After dropping $100,000 on the instrumental on the Nifty Gateway marketplace, he used it as the backdrop for a song called “Dear Slim,” uploading the video (itself an homage to Em’s “Stan” clip) to YouTube with the words “PRODUCED BY EMINEM” smack-dab in the title. “I offend an awful lot with topics / Commenting on race and politics / I’m pretty awesome,” MacDonald raps on the track, later adding: “I really hope when I bought [the beat that Eminem] wasn’t angry.” 

The casual, self-aware intricacy of “I’m Back,” this ain’t, but that’s not the point. The point is that Tom MacDonald bought an Eminem beat on the open market and used it to make a song that really fucking sucks, and there’s nothing that any of us, even Eminem, can do about it.

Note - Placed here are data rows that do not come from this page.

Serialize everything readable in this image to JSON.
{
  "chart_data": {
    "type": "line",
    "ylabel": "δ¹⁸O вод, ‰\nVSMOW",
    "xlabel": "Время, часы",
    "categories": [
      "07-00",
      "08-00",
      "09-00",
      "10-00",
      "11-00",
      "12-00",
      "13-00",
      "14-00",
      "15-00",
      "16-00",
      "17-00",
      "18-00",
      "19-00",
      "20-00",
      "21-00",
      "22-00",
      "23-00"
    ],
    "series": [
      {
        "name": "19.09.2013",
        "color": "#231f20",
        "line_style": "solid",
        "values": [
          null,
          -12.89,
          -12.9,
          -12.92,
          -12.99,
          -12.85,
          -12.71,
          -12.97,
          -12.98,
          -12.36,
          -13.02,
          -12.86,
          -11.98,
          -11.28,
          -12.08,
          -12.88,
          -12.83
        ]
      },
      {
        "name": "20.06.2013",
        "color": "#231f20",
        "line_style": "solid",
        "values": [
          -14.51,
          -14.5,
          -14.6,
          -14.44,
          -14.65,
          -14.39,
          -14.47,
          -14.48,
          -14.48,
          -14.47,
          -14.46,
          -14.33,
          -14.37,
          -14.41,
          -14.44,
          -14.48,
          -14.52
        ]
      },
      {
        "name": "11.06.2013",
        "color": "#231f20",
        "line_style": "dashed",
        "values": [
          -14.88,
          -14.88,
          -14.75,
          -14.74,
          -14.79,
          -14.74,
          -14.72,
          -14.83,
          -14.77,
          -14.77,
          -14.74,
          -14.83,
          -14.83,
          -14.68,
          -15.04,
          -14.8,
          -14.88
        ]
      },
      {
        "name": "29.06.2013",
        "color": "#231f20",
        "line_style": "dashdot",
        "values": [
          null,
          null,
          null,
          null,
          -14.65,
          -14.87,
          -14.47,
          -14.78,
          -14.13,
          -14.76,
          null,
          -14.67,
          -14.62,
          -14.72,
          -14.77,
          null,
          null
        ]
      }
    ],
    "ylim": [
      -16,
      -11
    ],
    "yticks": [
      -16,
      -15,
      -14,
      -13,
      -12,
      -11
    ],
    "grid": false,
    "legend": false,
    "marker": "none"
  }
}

Despite being about as edgy as a literal sphere, “Dear Slim” is an absolutely goddamn insane song, in the sense that it’s insane that the thing exists at all. It is wholly and alarmingly a product of the 2021 mindset, in which money, virality, and the spectacle of publicly gaming the system end up becoming stand-ins for actual value. 

Then again, that’s the new Roaring 20s for you. Everyone’s making money, and anything is possible. But is that necessarily a good thing?